Henceforth, the House of Celje directed their political ambition towards Hungary, in which Ulrich II managed to acquire the title of regent in 1456 for the Hungarian king Ladislaus the Posthumous. The high title, which the noble Ladislaus Hunyadi also fought for, simultaneously brought imminent death to the last male descendant of the Celje family. Within a year, the Hunyadi henchmen murdered Ulrich II of Celje.
The House of Celje was the last important medieval dynasty which rose to the heights of European aristocracy. Their princely palace in Celje was, besides Trieste, the only location in the lands of Slovenia where the European cultural and artistic streams flew.

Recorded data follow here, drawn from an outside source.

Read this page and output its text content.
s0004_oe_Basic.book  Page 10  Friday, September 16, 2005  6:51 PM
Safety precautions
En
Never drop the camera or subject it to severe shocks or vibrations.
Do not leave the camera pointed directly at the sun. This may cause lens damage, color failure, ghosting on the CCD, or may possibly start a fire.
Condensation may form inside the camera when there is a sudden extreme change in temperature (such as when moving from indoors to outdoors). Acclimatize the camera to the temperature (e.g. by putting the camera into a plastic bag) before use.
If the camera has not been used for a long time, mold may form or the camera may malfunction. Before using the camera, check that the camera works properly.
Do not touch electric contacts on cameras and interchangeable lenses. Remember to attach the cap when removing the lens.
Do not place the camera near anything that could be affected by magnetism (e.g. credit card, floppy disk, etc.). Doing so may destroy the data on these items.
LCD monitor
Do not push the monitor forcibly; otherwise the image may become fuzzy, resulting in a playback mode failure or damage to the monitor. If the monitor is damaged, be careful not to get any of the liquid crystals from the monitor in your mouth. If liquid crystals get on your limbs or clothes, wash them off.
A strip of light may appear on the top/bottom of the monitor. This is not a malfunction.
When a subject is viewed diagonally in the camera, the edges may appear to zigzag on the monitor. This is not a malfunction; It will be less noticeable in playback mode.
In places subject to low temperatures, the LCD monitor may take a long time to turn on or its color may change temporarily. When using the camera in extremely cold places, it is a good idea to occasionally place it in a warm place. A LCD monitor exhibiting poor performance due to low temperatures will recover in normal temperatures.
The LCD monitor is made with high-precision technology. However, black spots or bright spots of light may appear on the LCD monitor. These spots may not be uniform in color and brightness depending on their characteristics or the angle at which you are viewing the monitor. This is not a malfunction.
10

In less than a century, the name of Celje was firmly stamped into the political sphere of the Central European area. The Celje Counts approved of many cultural creations of their time. They were the founders of monasteries, and were known for their church donations; they were also actively engaged in building and reconstructing castles, which they owned more than a hundred at the height of their power. Numerous architectural monuments of the late Middle Ages within and outside today's borders of Slovenia are connected with the names of the Counts.
The Celje Counts are still part and parcel of the collective memory of Slovenians. With the help of literature, various genres, and contributions of amateur and scholarly writers, the dramatic life stories of certain Celje family members have survived for the last 500 years – no other Slovenian noble family can claim such an achievement. Throughout the centuries, there has been a persistent notion about the affluent and uncomprising family, willing to go to extreme lengths to reach any goal; in the 19th century, there was also the historical myth about the Celje Counts as the first bearers of Slovenian nationality.
The exhibition is available to visitors on the first and second floors of the Princely Palace during the opening times of the museum.